RMT receptor genes in brain microvessels, brain parenchyma and peripheral organs from human and mouse were analyzed by RNA-seq and validated by Western blot and in situ immunodetection. SLC2A1, IGF1R, INSR and LRP8 were highly enriched in mouse BMVs compared to peripheral tissues; additionally SLC2A1 and IGF1R showed high abundance in mouse BMVs. Antibodies against IGF1R have been shown to internalize into brain endothelial cells; while antibodies against both these targets (SLC2A1 and IGF1R) showed enhanced total brain levels in mice compared to control antibodies (although in the absence of vessel depletion for SLC2A1 antibodies). Among evaluated receptors, IGF1R and SLC2A1 appear to satisfy most of the criteria for promising targets to develop trans-BBB delivery ligands; however, it should be understood that SLC2A1 is a carrier-mediated transporter unlikely to undergo a typical RMT. In addition to desired characteristics of the target receptor, development and optimization of an optimized ligand/antibody against these targets is essential for achieving success in improved delivery of biotherapeutics across the BBB.

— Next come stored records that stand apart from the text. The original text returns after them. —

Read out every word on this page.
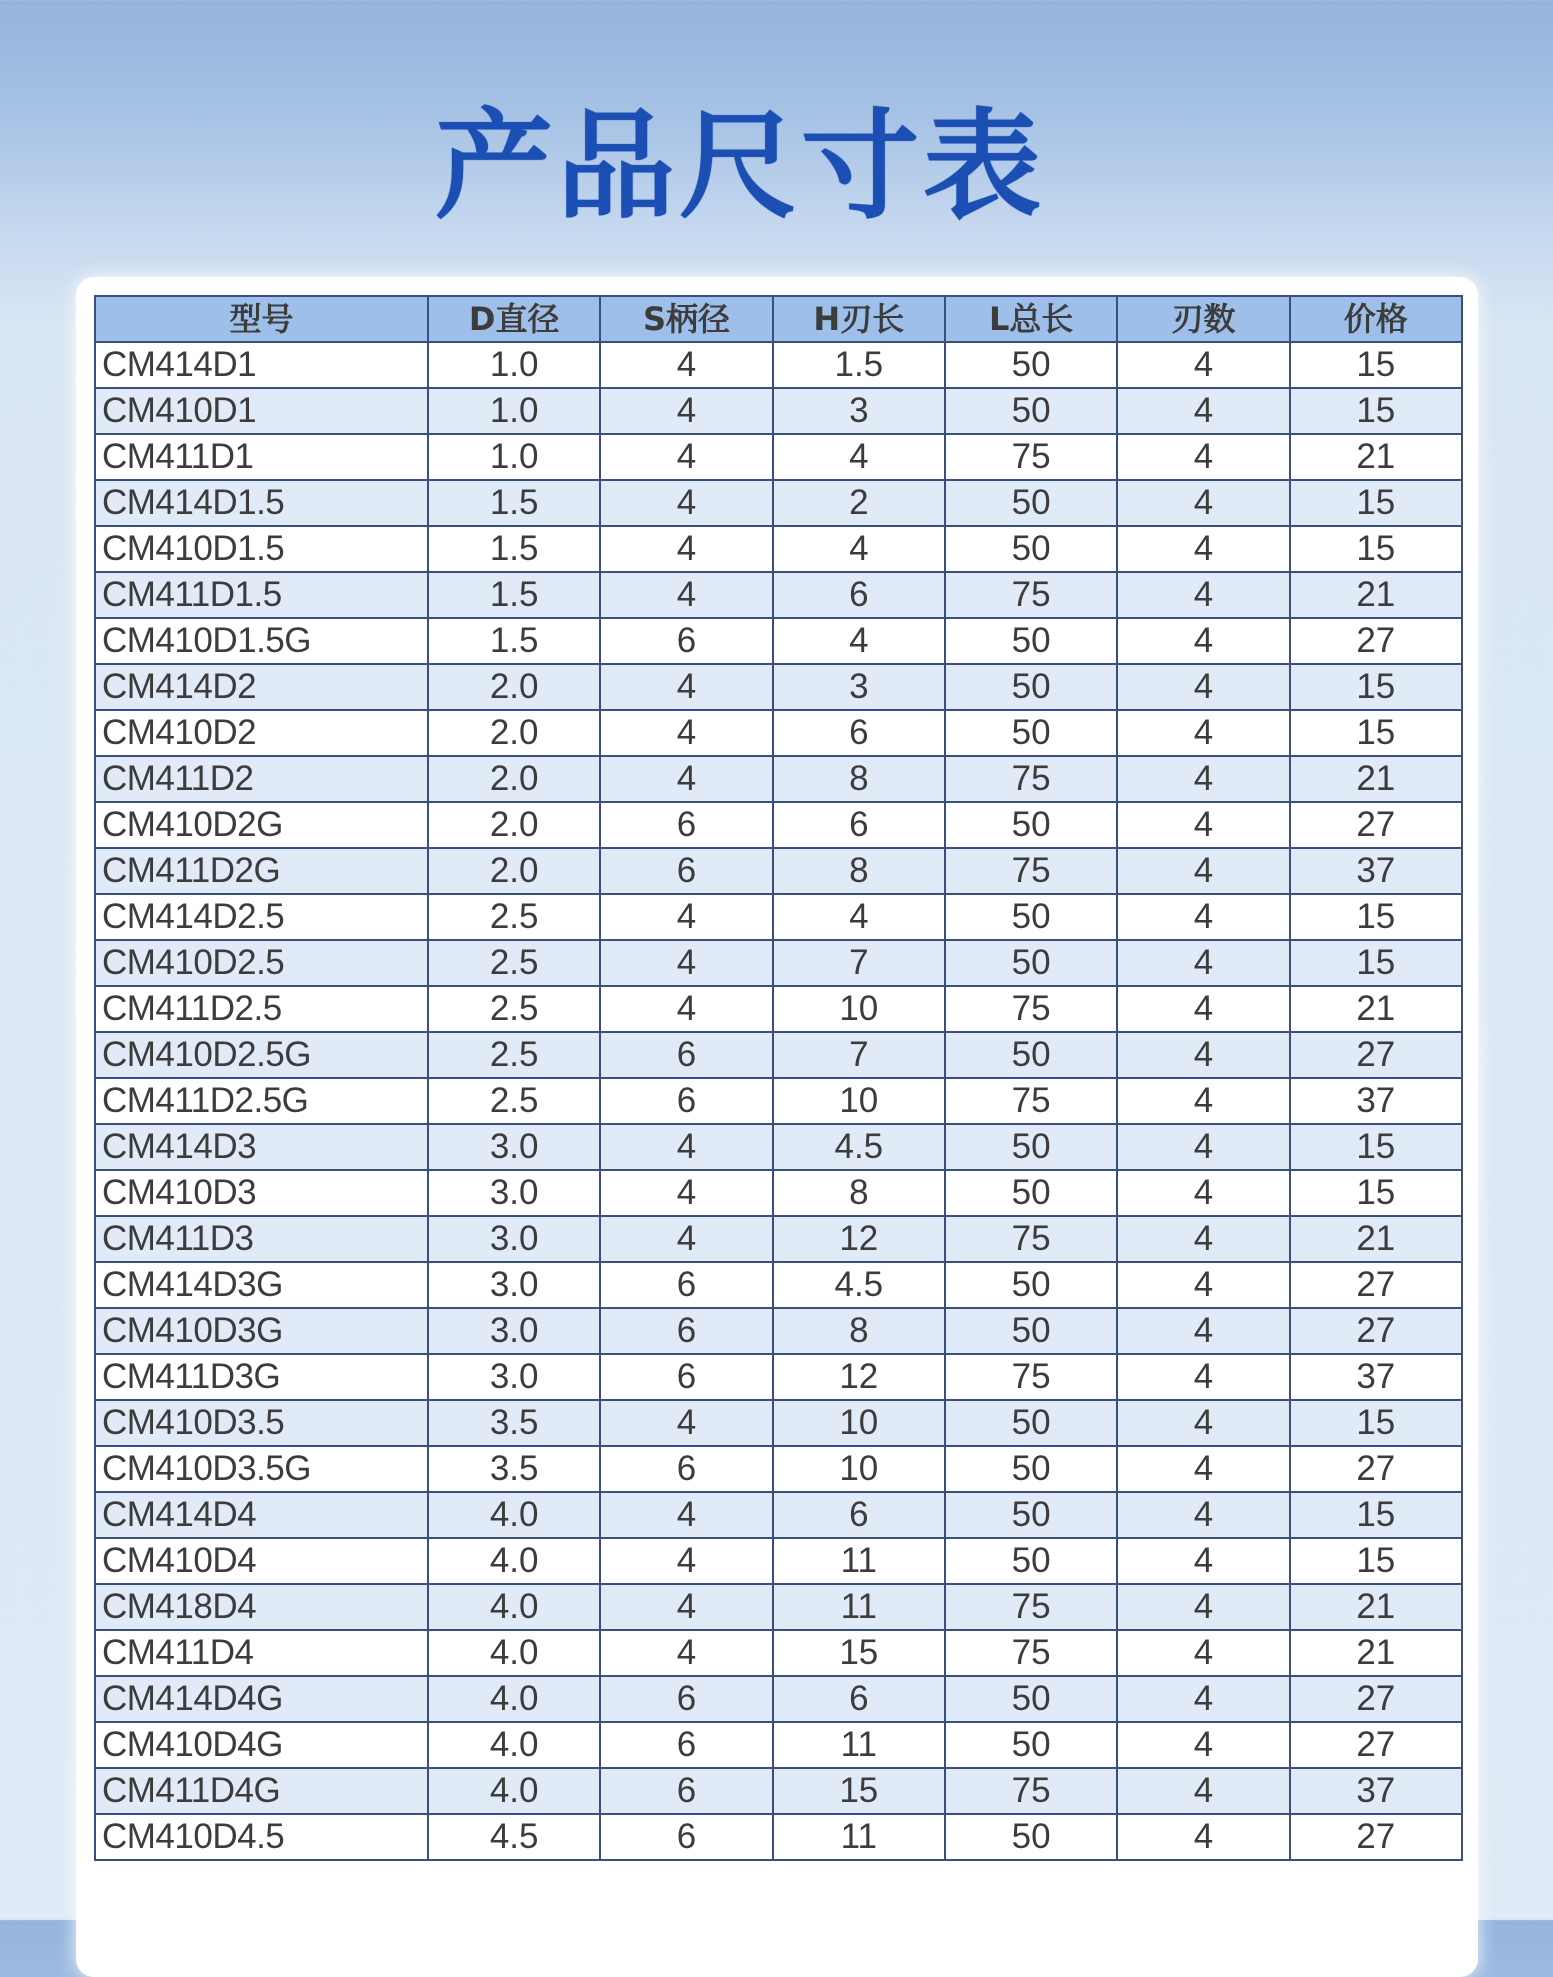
产品尺寸表
型号	D直径	S柄径	H刃长	L总长	刃数	价格
CM414D1	1.0	4	1.5	50	4	15
CM410D1	1.0	4	3	50	4	15
CM411D1	1.0	4	4	75	4	21
CM414D1.5	1.5	4	2	50	4	15
CM410D1.5	1.5	4	4	50	4	15
CM411D1.5	1.5	4	6	75	4	21
CM410D1.5G	1.5	6	4	50	4	27
CM414D2	2.0	4	3	50	4	15
CM410D2	2.0	4	6	50	4	15
CM411D2	2.0	4	8	75	4	21
CM410D2G	2.0	6	6	50	4	27
CM411D2G	2.0	6	8	75	4	37
CM414D2.5	2.5	4	4	50	4	15
CM410D2.5	2.5	4	7	50	4	15
CM411D2.5	2.5	4	10	75	4	21
CM410D2.5G	2.5	6	7	50	4	27
CM411D2.5G	2.5	6	10	75	4	37
CM414D3	3.0	4	4.5	50	4	15
CM410D3	3.0	4	8	50	4	15
CM411D3	3.0	4	12	75	4	21
CM414D3G	3.0	6	4.5	50	4	27
CM410D3G	3.0	6	8	50	4	27
CM411D3G	3.0	6	12	75	4	37
CM410D3.5	3.5	4	10	50	4	15
CM410D3.5G	3.5	6	10	50	4	27
CM414D4	4.0	4	6	50	4	15
CM410D4	4.0	4	11	50	4	15
CM418D4	4.0	4	11	75	4	21
CM411D4	4.0	4	15	75	4	21
CM414D4G	4.0	6	6	50	4	27
CM410D4G	4.0	6	11	50	4	27
CM411D4G	4.0	6	15	75	4	37
CM410D4.5	4.5	6	11	50	4	27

Cross-species differences in the expression of RMT in BMVs, brain and peripheral tissues is an important consideration in translational studies to advance BBB carriers developed against these receptors into clinical trials. This study suggests that the mouse BBB expresses many of targeted RMT receptors at higher levels than the human BBB. Since the mouse is the most widely used pre-clinical model for discovery and evaluation of investigational compounds, including brain delivery ‘shuttles’, translational studies and PK-PD modeling to estimate dosing in humans need to account for species differences in RMT receptor abundance in BEC and different organs.